[Interview and video filmed, directed and edited by Fedora Rivas]
Nineteen-year-old American psychology student Eva Ringquist has no shortage of experiences with different cultures. Her father is from Sweden, her mother from Venezuela and Eva has spent time in both places. But her two month journey through Cuba in 2016 — staying in the homes of locals — was something completely new and, frankly, jarring. “The overall experiences of living in this country and seeing the way society works has been a huge shock in many ways,” she says.
When Eva’s father, a professor at the Berklee College of Music, traveled to Cuba to research Afro-Cuban percussion and music, the opportunity arose for his daughter to learn folkloric dances from local teachers.

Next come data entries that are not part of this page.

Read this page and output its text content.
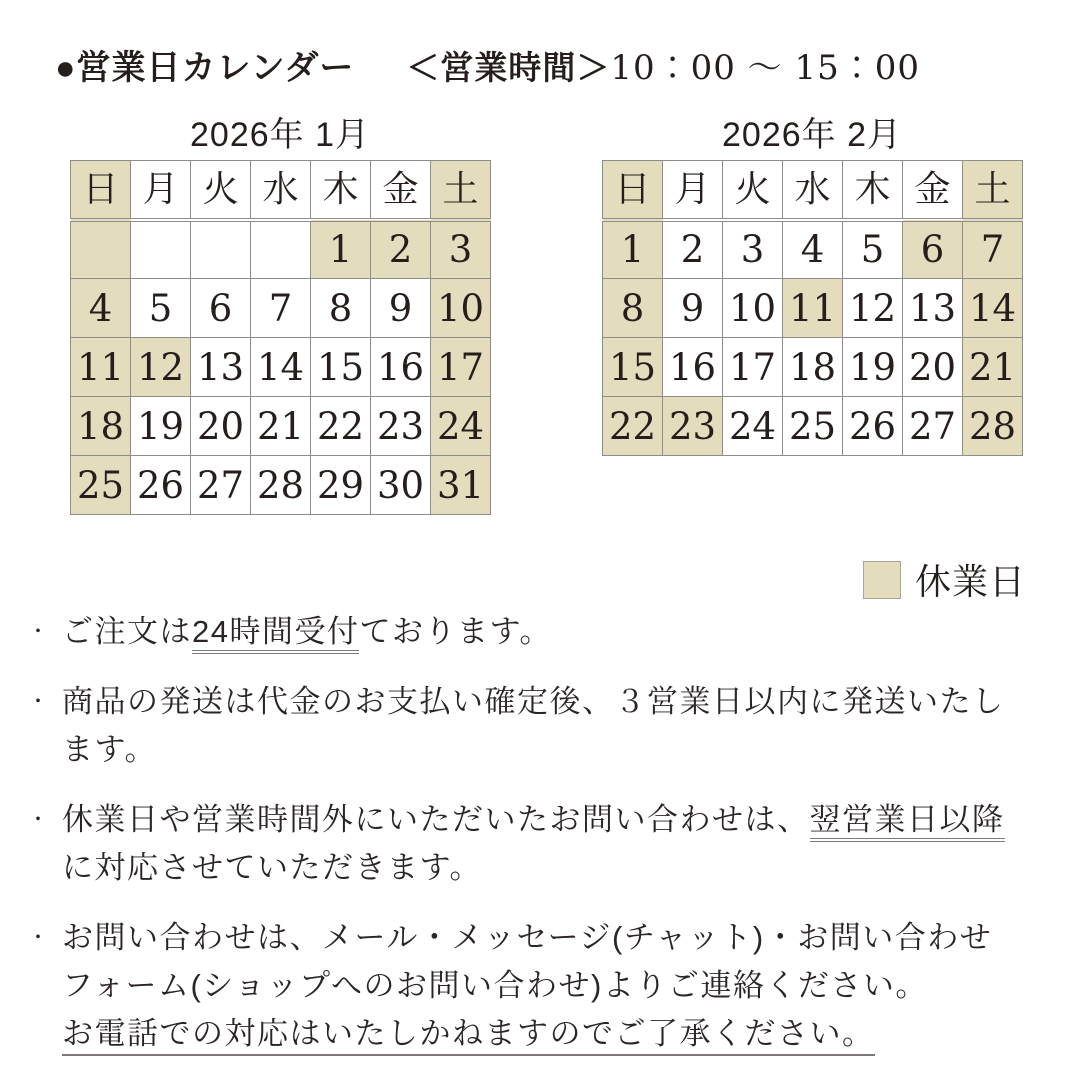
●営業日カレンダー ＜営業時間＞10：00 ～ 15：00
2026年 1月
日	月	火	水	木	金	土
				1	2	3
4	5	6	7	8	9	10
11	12	13	14	15	16	17
18	19	20	21	22	23	24
25	26	27	28	29	30	31
2026年 2月
日	月	火	水	木	金	土
1	2	3	4	5	6	7
8	9	10	11	12	13	14
15	16	17	18	19	20	21
22	23	24	25	26	27	28
休業日
・ ご注文は24時間受付ております。
・ 商品の発送は代金のお支払い確定後、３営業日以内に発送いたし
ます。
・ 休業日や営業時間外にいただいたお問い合わせは、翌営業日以降
に対応させていただきます。
・ お問い合わせは、メール・メッセージ(チャット)・お問い合わせ
フォーム(ショップへのお問い合わせ)よりご連絡ください。
お電話での対応はいたしかねますのでご了承ください。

Eva, an award-winning gymnast as a child who also studies contemporary dance, chronicled her experience in a video that she shared with PEOPLE CHICA. Through her immersion, the young woman comes to understand the glaring contradictions of a people cut off from political freedom, economic opportunity and many modern comforts, who are nevertheless filled with passion and spirit.

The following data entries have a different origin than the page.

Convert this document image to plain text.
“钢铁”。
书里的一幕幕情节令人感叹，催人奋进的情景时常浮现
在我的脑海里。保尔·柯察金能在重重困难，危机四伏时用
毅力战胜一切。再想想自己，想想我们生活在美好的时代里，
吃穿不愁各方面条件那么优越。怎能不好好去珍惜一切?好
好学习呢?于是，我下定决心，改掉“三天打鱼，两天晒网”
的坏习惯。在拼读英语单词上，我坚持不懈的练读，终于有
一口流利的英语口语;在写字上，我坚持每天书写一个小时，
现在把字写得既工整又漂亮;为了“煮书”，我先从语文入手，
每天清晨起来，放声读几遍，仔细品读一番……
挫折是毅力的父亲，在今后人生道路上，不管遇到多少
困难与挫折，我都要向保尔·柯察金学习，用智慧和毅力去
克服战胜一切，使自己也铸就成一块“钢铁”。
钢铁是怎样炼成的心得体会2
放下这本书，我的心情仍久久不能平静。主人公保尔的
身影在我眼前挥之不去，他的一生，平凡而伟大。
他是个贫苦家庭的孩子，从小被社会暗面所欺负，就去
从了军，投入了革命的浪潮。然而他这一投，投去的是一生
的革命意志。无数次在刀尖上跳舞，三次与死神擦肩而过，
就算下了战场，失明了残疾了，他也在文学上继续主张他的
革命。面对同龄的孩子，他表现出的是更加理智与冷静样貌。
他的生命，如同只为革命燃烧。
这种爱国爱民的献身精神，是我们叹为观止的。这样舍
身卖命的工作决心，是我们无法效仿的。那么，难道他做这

Ringquist takes the viewer down the colorful yet decaying streets of Havana, depicting a paradise in ruins. “My first impression of Cuba was that it was very old-fashioned, going back in time with the cars and the architecture of the buildings. The streets were very rundown and dirty,” she says. “There are many buildings that you don’t think people live in because there are so broken down, but three or four families are living in it.”

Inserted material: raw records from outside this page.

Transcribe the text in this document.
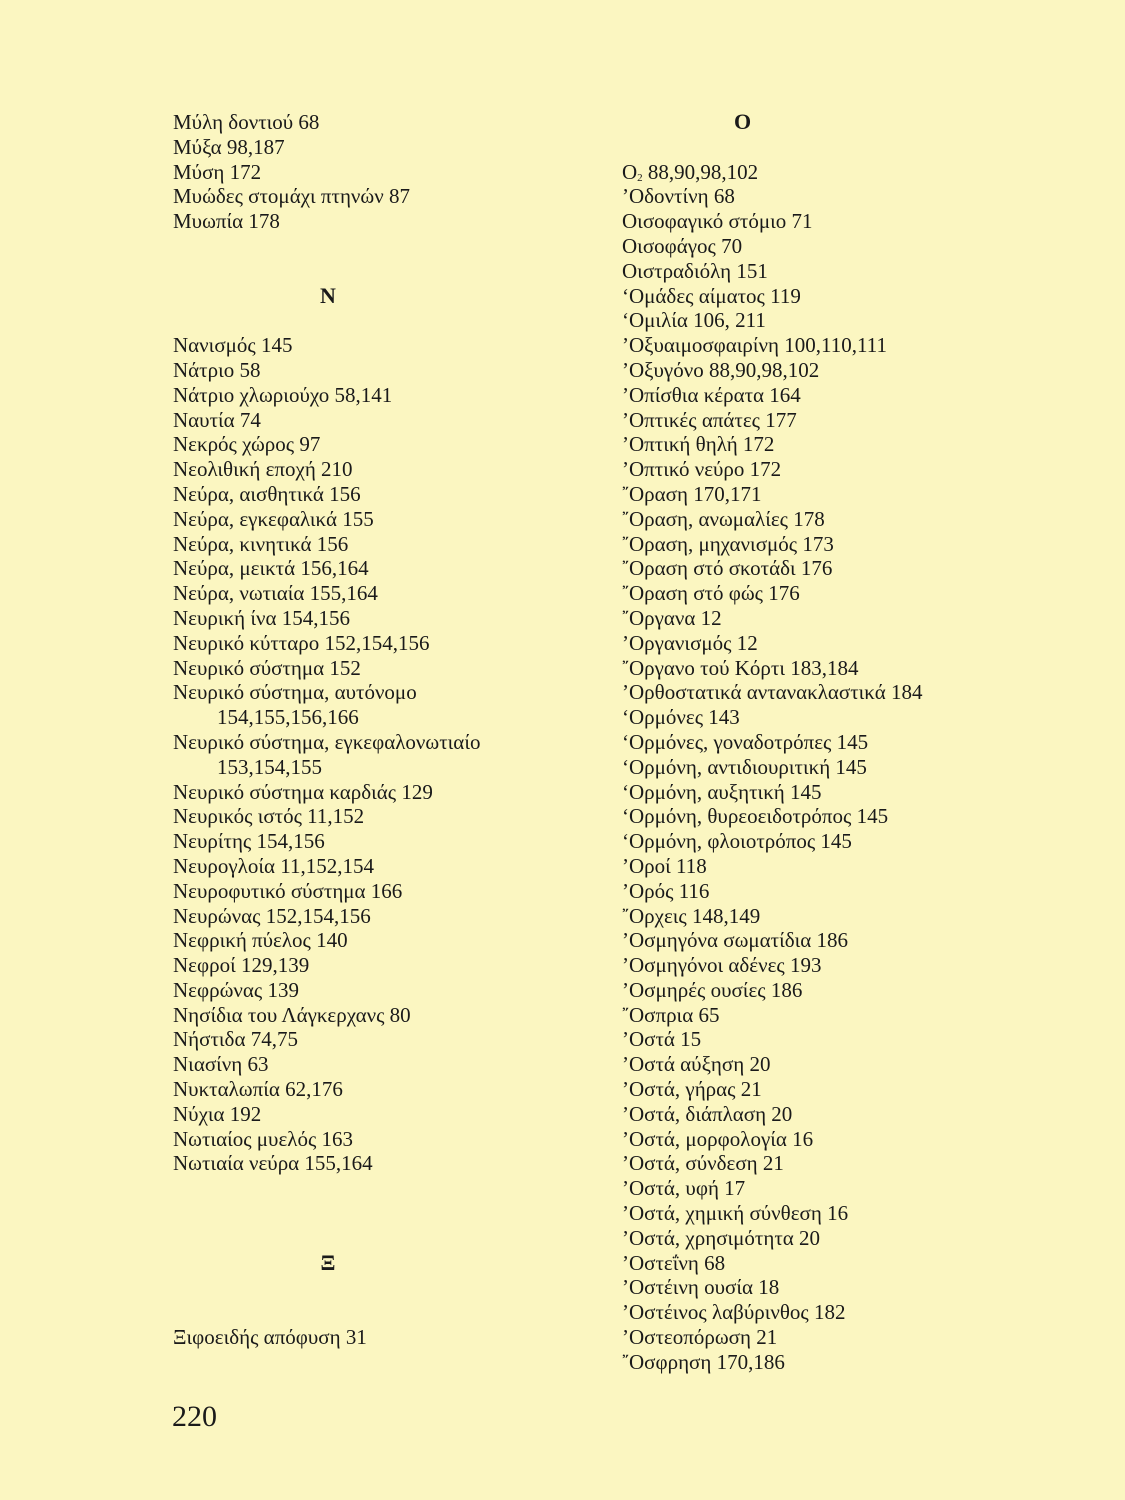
Μύλη δοντιού 68
Μύξα 98,187
Μύση 172
Μυώδες στομάχι πτηνών 87
Μυωπία 178
Ν
Νανισμός 145
Νάτριο 58
Νάτριο χλωριούχο 58,141
Ναυτία 74
Νεκρός χώρος 97
Νεολιθική εποχή 210
Νεύρα, αισθητικά 156
Νεύρα, εγκεφαλικά 155
Νεύρα, κινητικά 156
Νεύρα, μεικτά 156,164
Νεύρα, νωτιαία 155,164
Νευρική ίνα 154,156
Νευρικό κύτταρο 152,154,156
Νευρικό σύστημα 152
Νευρικό σύστημα, αυτόνομο
154,155,156,166
Νευρικό σύστημα, εγκεφαλονωτιαίο
153,154,155
Νευρικό σύστημα καρδιάς 129
Νευρικός ιστός 11,152
Νευρίτης 154,156
Νευρογλοία 11,152,154
Νευροφυτικό σύστημα 166
Νευρώνας 152,154,156
Νεφρική πύελος 140
Νεφροί 129,139
Νεφρώνας 139
Νησίδια του Λάγκερχανς 80
Νήστιδα 74,75
Νιασίνη 63
Νυκταλωπία 62,176
Νύχια 192
Νωτιαίος μυελός 163
Νωτιαία νεύρα 155,164
Ξ
Ξιφοειδής απόφυση 31
Ο
$O_2$ 88,90,98,102
’Οδοντίνη 68
Οισοφαγικό στόμιο 71
Οισοφάγος 70
Οιστραδιόλη 151
‘Ομάδες αίματος 119
‘Ομιλία 106, 211
’Οξυαιμοσφαιρίνη 100,110,111
’Οξυγόνο 88,90,98,102
’Οπίσθια κέρατα 164
’Οπτικές απάτες 177
’Οπτική θηλή 172
’Οπτικό νεύρο 172
῎Οραση 170,171
῎Οραση, ανωμαλίες 178
῎Οραση, μηχανισμός 173
῎Οραση στό σκοτάδι 176
῎Οραση στό φώς 176
῎Οργανα 12
’Οργανισμός 12
῎Οργανο τού Κόρτι 183,184
’Ορθοστατικά αντανακλαστικά 184
‘Ορμόνες 143
‘Ορμόνες, γοναδοτρόπες 145
‘Ορμόνη, αντιδιουριτική 145
‘Ορμόνη, αυξητική 145
‘Ορμόνη, θυρεοειδοτρόπος 145
‘Ορμόνη, φλοιοτρόπος 145
’Οροί 118
’Ορός 116
῎Ορχεις 148,149
’Οσμηγόνα σωματίδια 186
’Οσμηγόνοι αδένες 193
’Οσμηρές ουσίες 186
῎Οσπρια 65
’Οστά 15
’Οστά αύξηση 20
’Οστά, γήρας 21
’Οστά, διάπλαση 20
’Οστά, μορφολογία 16
’Οστά, σύνδεση 21
’Οστά, υφή 17
’Οστά, χημική σύνθεση 16
’Οστά, χρησιμότητα 20
’Οστεΐνη 68
’Οστέινη ουσία 18
’Οστέινος λαβύρινθος 182
’Οστεοπόρωση 21
῎Οσφρηση 170,186
220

She was impressed by people’s joy and warmth, and the sensuous way Cubans dance. “Everybody was very hospitable and welcoming but also a little crazy,” she jokes. “There is a definite feeling of spontaneous partying within the culture.”
But the teen, who lives in Boston, was forced to reconcile the vibrant, percussive energy of Afro-Cuban music and dance with the lives of a population under the strict control of a totalitarian communist state. “I feel like many people are trapped because the living situations here are not good,” she recounts. “It sickens me to see a government treat foreigners and tourists better than its own citizens.”
Though she was inspired by the resilience of the Cuban people, she also recognized their acceptance as a coping mechanism. “They don’t have the choice really to change anything as an individual person. So instead of living in this environment and being angry all the time, accepting it is a way to survive and that’s sad,” she concludes. “I really hope that things can get better for this country because I think the people deserve better.”
The video dives into Ringquist’s dance lessons and her exploration of movement and offers an exclusive glimpse of a fully costumed street performance. “This experience and this travel has influenced how I will dance in the future,” reveals Ringquist.
But it’s clear that the student learned much more than exotic and understudied beats, rhythms and steps during her trip.